The robot currently works best with cylindrical objects like bottles or cans, which could someday make it an asset for production lines in factories. Not surprisingly, the shape of the gripper makes it more difficult for it to grasp something flat, like a sandwich or a book.
“One of the key features of this approach to manipulator construction is its simplicity,” says Robert Wood, co-author and professor at Harvard’s School of Engineering and Wyss Institute for Biologically Inspired Engineering. “The materials and fabrication strategies used allow us to rapidly prototype new grippers, customized to object or environment as needed.”
In the future, the team hopes to try to solve the problem of angle and orientation by adding computer vision that would let the gripper “see”, and make it possible to grasp specific parts of objects.
“This is a very clever device that uses the power of 3-D printing, a vacuum, and soft robotics to approach the problem of grasping in a whole new way,” says Michael Wehner, an assistant professor of robotics at the University of California at Santa Cruz, who was not involved in the project. “In the coming years, I could imagine seeing soft robots gentle and dexterous enough to pick a rose, yet strong enough to safely lift a hospital patient.”

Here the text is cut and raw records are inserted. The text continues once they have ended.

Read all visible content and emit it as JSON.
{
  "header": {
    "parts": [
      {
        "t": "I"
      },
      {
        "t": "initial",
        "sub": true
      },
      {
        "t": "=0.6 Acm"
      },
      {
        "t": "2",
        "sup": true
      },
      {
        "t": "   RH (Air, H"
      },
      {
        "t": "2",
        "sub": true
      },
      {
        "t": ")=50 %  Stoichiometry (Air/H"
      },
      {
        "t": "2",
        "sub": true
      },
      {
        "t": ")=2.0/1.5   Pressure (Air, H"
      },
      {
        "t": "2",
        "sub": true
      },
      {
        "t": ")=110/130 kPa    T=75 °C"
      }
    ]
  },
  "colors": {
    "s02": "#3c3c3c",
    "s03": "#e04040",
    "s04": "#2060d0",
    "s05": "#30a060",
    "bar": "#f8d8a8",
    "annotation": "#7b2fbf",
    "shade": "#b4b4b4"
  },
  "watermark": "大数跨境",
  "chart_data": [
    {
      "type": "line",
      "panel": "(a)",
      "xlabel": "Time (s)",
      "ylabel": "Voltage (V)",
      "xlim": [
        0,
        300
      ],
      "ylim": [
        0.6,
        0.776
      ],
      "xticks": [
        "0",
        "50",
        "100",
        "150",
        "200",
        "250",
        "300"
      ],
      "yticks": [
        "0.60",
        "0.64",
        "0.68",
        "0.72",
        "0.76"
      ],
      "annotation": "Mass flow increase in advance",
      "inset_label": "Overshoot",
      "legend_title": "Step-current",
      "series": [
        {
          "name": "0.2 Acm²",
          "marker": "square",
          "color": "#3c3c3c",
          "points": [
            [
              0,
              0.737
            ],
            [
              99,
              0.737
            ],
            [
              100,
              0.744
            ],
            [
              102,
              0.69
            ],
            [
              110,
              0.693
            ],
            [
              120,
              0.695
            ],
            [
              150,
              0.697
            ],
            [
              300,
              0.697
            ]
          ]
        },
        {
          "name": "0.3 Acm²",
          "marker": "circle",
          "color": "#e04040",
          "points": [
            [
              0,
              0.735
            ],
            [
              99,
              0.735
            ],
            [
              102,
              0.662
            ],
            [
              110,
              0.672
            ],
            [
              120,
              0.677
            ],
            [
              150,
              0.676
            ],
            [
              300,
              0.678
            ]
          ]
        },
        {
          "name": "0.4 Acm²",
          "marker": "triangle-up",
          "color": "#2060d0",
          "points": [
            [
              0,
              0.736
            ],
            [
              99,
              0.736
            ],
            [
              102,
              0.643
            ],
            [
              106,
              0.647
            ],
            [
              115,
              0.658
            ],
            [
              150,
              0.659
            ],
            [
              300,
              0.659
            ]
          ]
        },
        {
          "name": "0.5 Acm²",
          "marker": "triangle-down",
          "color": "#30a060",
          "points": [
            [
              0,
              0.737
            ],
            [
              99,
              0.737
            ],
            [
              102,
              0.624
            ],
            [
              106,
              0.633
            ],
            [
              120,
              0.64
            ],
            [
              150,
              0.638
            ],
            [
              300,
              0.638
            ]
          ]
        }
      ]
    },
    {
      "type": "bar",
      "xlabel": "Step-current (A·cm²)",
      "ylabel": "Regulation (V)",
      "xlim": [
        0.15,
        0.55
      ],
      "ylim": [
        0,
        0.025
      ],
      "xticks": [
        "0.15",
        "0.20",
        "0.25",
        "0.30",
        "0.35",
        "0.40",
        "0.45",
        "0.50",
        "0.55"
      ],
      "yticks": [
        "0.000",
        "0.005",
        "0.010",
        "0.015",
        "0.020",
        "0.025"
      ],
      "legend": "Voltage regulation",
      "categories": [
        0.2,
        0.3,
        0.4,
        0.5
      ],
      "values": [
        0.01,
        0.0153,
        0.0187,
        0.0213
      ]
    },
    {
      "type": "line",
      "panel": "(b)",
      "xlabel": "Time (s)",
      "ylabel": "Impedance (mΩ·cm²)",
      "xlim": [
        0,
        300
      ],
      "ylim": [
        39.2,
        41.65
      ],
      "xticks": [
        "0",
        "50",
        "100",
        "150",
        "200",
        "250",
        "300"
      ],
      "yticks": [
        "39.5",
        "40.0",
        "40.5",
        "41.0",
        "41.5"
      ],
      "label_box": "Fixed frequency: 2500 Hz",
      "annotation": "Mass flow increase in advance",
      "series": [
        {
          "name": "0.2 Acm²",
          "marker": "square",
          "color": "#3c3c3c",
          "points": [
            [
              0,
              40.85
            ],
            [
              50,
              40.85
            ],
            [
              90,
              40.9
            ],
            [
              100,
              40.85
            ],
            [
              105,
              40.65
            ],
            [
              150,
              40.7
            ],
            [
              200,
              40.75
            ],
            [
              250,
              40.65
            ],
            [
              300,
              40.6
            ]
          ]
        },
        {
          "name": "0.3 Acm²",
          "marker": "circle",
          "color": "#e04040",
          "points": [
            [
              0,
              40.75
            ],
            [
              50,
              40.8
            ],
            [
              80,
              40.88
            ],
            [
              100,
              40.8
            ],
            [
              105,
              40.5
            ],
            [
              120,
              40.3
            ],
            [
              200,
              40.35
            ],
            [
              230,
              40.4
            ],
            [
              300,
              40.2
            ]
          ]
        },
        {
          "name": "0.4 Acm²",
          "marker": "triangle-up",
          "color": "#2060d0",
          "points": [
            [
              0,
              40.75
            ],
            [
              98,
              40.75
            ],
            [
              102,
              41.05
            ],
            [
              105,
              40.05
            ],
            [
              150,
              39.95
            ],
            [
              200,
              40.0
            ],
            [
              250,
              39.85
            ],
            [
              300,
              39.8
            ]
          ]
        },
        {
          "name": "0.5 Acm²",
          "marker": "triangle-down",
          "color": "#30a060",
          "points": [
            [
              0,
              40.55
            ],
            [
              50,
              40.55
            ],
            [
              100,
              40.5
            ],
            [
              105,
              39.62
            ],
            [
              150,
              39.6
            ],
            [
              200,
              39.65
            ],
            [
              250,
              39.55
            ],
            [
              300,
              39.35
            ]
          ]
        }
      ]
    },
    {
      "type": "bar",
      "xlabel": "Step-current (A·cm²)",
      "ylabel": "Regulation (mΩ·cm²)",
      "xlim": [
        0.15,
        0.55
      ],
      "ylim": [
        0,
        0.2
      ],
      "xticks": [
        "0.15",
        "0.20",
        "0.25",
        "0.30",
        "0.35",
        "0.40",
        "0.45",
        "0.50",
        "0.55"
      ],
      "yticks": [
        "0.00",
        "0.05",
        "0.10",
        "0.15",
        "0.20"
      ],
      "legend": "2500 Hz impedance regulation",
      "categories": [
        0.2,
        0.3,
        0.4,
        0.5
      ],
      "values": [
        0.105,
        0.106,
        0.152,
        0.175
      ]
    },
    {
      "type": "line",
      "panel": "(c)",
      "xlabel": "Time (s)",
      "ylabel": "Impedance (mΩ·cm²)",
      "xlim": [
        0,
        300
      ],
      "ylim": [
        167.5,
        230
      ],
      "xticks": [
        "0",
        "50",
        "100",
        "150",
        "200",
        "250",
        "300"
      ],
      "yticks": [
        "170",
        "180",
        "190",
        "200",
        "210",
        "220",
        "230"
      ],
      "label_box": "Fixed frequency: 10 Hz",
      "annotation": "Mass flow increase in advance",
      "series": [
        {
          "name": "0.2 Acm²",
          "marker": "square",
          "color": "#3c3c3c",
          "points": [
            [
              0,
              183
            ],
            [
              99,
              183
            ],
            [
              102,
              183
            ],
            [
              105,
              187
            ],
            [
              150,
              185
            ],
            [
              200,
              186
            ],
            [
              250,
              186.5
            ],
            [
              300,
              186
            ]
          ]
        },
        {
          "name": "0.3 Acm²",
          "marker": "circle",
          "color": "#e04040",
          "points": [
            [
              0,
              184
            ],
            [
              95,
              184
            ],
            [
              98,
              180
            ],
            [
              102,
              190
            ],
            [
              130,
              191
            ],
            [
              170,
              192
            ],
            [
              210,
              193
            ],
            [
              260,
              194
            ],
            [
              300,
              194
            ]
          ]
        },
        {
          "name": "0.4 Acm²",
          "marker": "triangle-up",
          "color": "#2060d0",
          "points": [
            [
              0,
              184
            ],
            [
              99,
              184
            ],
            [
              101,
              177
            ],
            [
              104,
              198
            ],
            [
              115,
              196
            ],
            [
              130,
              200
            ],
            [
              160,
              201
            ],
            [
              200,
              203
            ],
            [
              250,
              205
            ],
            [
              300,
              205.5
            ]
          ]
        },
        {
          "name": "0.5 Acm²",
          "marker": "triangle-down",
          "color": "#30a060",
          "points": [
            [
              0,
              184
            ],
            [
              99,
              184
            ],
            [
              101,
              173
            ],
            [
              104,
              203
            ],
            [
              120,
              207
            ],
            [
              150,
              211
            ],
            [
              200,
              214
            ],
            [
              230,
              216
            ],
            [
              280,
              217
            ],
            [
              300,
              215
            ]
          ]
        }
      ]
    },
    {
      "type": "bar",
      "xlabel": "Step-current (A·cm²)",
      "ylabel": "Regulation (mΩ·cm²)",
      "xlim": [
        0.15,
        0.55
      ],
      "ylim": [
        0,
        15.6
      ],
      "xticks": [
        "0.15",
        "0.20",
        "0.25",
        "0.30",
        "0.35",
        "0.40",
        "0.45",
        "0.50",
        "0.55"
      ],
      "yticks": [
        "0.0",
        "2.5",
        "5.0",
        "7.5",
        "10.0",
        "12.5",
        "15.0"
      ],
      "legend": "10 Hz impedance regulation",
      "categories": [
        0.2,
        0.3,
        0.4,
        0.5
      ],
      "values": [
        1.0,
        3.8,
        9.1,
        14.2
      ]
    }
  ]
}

Other co-authors of the paper include MIT undergraduates John Stampfli, Helen Xu, Elian Malkin, and Harvard Research Experiences for Undergraduates student Evelin Villegas Diaz from St. Mary's University. The team will present their paper at the International Conference on Robotics and Automation in Montreal, Canada, this May.
This project was supported in part by the Defense Advanced Research Projects Agency, the National Science Foundation, and Harvard's Wyss Institute.